The banking sector in Chile, where Canada’s Bank of Nova Scotia recently signed a major deal, is ripe for further merger and acquisition activity, says Fitch Ratings.

In a new report, Fitch says that it sees a rising likelihood of M&A activity in the Chilean banking sector, which could consolidate some of the country’s middle-tier banks. “The maturity and quality of Chile’s banking sector, the opportunity created by the possible sale of smaller banks, and a shifting landscape in the country’s consumer financing market may bring more investment from regional and international foreign banks, which Fitch believes could be a positive for target banks,” it says.

The report notes that foreign banks are already significant players in the Chilean market, holding 50% of the banking system’s total assets. The top foreign players in the country include Banco Santander Chile, BBVA Chile, Itau Chile, and Scotiabank Chile, it says.

Last week, Scotiabank announced the closing a of 15-year joint venture deal with retailer, Cencosud S.A., bolstering its position in the Chilean banking market and making it one of the country’s top credit card issuers.

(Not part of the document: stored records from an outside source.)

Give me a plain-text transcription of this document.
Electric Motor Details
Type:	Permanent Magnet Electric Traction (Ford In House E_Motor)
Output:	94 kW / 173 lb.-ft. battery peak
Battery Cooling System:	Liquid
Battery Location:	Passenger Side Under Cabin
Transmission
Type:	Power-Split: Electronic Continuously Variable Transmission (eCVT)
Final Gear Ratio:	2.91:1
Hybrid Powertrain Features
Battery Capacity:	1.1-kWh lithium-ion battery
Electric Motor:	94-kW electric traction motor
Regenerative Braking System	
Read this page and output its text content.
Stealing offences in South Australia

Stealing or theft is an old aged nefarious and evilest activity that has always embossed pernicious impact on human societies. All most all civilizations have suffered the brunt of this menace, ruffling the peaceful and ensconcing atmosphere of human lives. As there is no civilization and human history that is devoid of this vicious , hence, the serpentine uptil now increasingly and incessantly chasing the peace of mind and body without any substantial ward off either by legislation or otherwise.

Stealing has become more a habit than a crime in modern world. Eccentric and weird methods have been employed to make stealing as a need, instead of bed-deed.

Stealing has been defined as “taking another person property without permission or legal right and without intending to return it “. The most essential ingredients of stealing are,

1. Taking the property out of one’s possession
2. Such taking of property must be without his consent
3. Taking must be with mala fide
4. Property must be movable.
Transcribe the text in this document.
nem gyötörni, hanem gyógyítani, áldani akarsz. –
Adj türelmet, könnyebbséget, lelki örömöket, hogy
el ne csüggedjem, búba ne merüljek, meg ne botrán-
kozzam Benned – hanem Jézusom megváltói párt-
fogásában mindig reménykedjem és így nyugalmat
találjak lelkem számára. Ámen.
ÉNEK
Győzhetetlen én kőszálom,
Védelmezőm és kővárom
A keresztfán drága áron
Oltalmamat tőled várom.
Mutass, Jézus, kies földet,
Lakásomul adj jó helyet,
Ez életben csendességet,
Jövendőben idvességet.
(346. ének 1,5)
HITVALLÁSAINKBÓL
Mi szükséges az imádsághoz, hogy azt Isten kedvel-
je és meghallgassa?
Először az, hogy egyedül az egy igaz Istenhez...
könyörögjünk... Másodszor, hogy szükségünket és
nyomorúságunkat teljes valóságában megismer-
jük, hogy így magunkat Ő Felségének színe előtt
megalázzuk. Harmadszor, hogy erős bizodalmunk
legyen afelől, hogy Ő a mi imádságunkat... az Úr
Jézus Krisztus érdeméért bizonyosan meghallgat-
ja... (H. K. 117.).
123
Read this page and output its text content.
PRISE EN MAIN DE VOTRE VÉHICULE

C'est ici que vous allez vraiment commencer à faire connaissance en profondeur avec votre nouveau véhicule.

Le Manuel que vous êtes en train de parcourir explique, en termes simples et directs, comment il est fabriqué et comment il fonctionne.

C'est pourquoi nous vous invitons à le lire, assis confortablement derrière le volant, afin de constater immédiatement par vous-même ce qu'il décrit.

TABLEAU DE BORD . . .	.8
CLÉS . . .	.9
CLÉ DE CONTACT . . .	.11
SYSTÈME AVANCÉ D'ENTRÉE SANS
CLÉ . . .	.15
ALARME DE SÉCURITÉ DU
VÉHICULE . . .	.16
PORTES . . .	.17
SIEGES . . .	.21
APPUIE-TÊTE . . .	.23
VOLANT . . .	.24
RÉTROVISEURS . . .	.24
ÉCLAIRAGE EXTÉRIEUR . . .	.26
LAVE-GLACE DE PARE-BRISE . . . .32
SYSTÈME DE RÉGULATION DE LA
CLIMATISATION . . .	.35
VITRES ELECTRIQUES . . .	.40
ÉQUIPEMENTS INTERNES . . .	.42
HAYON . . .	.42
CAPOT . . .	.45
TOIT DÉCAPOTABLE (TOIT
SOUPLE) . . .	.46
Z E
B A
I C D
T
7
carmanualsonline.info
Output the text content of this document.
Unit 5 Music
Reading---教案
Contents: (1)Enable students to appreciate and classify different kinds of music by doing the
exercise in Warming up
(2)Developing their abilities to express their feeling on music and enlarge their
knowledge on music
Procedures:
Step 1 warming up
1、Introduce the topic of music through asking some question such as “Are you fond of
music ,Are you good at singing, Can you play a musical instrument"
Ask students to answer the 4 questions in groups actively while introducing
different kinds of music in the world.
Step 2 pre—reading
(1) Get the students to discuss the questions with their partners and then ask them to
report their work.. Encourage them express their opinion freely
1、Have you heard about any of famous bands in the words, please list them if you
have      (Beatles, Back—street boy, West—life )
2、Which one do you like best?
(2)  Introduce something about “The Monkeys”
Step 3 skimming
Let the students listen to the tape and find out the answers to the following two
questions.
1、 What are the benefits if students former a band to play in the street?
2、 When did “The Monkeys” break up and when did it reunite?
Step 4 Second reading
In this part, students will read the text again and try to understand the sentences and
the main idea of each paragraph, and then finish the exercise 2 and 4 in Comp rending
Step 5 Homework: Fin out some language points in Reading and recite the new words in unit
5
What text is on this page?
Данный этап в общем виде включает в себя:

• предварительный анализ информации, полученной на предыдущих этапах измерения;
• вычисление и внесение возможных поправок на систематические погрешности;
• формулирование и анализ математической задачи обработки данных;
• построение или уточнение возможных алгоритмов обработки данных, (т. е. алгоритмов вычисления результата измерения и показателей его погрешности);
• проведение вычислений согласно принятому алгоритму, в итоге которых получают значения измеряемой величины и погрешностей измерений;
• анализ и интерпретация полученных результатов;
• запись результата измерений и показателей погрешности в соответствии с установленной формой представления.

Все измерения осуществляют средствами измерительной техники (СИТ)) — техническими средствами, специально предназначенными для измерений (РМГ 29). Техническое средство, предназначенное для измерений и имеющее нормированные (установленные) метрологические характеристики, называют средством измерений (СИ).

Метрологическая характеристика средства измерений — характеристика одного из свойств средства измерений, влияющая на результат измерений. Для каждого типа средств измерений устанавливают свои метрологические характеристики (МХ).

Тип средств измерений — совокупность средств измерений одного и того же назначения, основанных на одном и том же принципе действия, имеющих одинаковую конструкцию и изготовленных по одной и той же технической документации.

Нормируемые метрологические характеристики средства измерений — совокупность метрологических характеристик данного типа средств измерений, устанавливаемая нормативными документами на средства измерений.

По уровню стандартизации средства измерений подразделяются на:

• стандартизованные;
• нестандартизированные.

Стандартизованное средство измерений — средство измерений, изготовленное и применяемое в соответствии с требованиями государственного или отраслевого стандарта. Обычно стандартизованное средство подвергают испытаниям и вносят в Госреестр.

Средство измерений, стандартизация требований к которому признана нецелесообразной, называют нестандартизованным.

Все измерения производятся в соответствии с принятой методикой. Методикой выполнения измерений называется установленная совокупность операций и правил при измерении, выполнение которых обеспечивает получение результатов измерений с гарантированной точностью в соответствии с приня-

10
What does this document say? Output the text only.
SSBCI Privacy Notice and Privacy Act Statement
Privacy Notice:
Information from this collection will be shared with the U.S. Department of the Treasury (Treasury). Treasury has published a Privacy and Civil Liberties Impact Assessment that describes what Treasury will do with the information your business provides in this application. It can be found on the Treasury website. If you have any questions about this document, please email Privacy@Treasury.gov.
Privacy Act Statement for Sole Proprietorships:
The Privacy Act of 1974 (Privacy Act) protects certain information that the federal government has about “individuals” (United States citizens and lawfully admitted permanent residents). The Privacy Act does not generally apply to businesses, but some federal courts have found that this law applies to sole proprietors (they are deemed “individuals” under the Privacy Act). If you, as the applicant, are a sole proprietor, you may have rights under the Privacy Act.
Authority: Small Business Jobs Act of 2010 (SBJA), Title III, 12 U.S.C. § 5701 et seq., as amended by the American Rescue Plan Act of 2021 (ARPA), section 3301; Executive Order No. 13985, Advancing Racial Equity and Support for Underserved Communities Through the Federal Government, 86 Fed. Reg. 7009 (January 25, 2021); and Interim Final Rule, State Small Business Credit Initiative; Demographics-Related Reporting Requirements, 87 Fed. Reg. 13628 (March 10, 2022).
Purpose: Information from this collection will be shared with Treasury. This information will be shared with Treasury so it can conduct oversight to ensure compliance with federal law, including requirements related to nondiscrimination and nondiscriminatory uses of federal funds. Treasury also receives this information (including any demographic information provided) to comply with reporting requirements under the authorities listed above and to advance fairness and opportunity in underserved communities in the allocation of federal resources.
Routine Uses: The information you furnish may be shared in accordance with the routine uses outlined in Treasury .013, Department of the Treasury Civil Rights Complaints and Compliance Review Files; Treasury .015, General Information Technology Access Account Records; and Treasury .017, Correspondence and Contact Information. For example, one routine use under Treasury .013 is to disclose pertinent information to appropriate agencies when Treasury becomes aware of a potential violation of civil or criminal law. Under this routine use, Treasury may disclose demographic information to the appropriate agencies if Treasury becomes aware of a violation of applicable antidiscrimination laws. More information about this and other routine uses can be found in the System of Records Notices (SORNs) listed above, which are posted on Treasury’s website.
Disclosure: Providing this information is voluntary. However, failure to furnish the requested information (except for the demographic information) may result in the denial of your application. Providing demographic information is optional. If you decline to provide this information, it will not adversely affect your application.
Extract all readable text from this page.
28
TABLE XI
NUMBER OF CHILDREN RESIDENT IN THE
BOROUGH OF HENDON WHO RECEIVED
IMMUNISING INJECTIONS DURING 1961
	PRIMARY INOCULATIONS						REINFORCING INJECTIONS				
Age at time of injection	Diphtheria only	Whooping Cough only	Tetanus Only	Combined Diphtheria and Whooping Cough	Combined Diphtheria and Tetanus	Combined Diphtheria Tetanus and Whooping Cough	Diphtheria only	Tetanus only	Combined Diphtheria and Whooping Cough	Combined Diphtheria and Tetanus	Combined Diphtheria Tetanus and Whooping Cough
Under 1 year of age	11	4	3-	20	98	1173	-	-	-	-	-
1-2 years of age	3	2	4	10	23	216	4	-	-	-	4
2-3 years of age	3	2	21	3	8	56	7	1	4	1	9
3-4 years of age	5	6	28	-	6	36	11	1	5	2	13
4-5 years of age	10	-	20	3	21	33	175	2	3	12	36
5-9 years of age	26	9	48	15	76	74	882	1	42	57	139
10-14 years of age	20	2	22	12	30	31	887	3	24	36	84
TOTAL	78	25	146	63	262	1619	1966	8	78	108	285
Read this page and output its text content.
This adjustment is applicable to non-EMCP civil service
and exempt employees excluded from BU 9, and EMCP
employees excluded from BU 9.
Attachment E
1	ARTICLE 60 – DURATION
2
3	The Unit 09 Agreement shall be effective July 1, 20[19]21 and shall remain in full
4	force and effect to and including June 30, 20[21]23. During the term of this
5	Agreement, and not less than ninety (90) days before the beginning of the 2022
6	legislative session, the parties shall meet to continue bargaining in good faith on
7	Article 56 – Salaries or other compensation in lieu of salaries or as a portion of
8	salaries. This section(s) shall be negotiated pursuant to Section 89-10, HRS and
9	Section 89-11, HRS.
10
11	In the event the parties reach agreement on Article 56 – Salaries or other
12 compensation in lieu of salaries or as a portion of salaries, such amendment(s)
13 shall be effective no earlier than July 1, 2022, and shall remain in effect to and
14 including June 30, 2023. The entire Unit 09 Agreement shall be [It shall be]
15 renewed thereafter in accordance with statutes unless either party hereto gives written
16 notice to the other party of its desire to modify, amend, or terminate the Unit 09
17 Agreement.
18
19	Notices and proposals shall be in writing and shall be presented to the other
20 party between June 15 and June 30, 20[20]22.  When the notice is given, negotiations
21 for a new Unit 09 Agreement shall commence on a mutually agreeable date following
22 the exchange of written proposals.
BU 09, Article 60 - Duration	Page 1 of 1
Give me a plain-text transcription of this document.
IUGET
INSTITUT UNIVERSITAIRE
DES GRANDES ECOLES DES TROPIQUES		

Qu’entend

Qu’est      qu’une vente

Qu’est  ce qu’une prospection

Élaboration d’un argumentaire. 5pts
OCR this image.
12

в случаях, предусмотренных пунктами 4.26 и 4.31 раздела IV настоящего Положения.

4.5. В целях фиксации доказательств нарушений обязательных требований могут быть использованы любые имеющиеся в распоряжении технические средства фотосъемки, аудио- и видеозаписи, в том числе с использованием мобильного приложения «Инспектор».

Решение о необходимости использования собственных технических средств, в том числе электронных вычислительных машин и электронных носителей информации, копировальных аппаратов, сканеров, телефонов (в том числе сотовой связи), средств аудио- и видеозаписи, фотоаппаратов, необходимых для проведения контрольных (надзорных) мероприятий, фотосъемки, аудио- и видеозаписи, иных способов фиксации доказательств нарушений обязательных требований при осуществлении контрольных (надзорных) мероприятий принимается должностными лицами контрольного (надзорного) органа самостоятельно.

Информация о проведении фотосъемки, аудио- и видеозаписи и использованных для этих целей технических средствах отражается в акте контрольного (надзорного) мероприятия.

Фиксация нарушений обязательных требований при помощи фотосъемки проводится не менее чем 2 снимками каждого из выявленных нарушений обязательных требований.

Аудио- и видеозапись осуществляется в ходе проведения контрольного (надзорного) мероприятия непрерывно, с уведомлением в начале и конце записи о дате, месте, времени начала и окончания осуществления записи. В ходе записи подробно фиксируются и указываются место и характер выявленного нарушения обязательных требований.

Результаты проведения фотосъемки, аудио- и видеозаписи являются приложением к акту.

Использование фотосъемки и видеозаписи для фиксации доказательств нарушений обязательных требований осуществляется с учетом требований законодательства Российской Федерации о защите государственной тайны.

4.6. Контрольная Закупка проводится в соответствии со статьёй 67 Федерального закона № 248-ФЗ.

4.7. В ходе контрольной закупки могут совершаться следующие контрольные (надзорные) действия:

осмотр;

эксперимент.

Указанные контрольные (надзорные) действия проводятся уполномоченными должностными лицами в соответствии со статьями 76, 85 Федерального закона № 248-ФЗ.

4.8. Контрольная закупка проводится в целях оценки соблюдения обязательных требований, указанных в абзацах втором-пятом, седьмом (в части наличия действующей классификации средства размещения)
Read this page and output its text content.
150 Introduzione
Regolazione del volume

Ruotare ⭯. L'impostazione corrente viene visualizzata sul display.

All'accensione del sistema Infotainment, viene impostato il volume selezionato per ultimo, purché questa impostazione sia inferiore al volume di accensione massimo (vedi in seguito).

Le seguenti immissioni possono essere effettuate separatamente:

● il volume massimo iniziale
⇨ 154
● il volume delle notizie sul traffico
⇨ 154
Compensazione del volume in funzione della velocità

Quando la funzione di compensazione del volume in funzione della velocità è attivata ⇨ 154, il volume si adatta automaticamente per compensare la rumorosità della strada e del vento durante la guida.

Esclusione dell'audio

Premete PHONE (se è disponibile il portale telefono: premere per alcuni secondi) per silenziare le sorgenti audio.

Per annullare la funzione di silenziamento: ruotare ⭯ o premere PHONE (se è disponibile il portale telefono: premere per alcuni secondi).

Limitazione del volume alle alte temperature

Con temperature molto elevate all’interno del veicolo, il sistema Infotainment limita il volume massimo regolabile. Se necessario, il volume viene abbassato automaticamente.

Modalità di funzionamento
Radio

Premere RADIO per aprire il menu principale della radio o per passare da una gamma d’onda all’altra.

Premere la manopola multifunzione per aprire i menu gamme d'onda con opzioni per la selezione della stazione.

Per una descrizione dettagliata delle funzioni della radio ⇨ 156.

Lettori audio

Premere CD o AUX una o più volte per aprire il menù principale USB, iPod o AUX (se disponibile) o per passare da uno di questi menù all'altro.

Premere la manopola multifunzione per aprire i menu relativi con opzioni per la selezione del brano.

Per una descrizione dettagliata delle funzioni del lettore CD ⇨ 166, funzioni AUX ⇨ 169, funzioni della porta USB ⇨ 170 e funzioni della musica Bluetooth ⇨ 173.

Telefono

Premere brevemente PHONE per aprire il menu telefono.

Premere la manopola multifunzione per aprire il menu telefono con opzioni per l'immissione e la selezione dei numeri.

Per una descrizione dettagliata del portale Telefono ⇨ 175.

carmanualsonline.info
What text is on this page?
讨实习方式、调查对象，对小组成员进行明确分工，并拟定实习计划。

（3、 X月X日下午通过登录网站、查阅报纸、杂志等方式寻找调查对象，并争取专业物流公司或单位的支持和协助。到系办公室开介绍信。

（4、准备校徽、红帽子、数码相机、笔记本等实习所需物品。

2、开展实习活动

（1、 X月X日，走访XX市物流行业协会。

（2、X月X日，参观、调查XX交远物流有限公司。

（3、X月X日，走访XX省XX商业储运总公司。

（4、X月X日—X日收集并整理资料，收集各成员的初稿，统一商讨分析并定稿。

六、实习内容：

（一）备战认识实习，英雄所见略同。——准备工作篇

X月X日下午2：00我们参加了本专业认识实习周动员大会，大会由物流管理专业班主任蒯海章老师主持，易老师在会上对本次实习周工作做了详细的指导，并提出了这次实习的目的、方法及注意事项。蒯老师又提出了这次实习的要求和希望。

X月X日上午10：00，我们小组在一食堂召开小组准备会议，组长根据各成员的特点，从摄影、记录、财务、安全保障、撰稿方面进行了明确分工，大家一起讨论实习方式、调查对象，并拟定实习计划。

Smaller foreign players include JP Morgan Chase Bank, N.A., HSBC Bank (Chile), Tokyo Mitsubishi, Deutsche Bank, and Rabobank.

Fitch says that the Chilean market is viewed as attractive “due to its history of stability and steady growth, as well as a solid regulatory framework and strong supervision.” Chile has the second-highest banking penetration in Latin America, behind Panama, Fitch reports; yet it says that it still sees solid long-term growth prospects for the market.

Moreover, it suggests that the country’s middle tier banks are facing some competitive disadvantages, given their weaker funding, and increasing competition from non-bank lenders and large retailers that offer banking services. “Latin America’s weak macroeconomic conditions have helped hold valuations to levels we believe improve the chances for bringing in acquirers,” it adds.

And, Fitch says that there’s already a healthy M&A environment in the country; pointing to Scotia’s recent deal, among others. Indeed, another possible catalyst for more M&A, Fitch says, is Banco Penta, “which is exploring a wider range of sale options in the wake of the scandal involving top management.”

“In the current environment, we believe that the large established local banks are likely to remain on the sidelines given their market shares and already highly diversified businesses. Smaller and middle-tier firms would more likely be active and ultimately the beneficiaries of any growth and scale that comes with M&A,” Fitch says. “Regional banks in Latin America, notably Colombian and Peruvian banks, are among the potential acquirers, in our view. Furthermore, international banks seeking local banking licenses may find the market attractive as banking licenses for new banking operations may exceed one year.”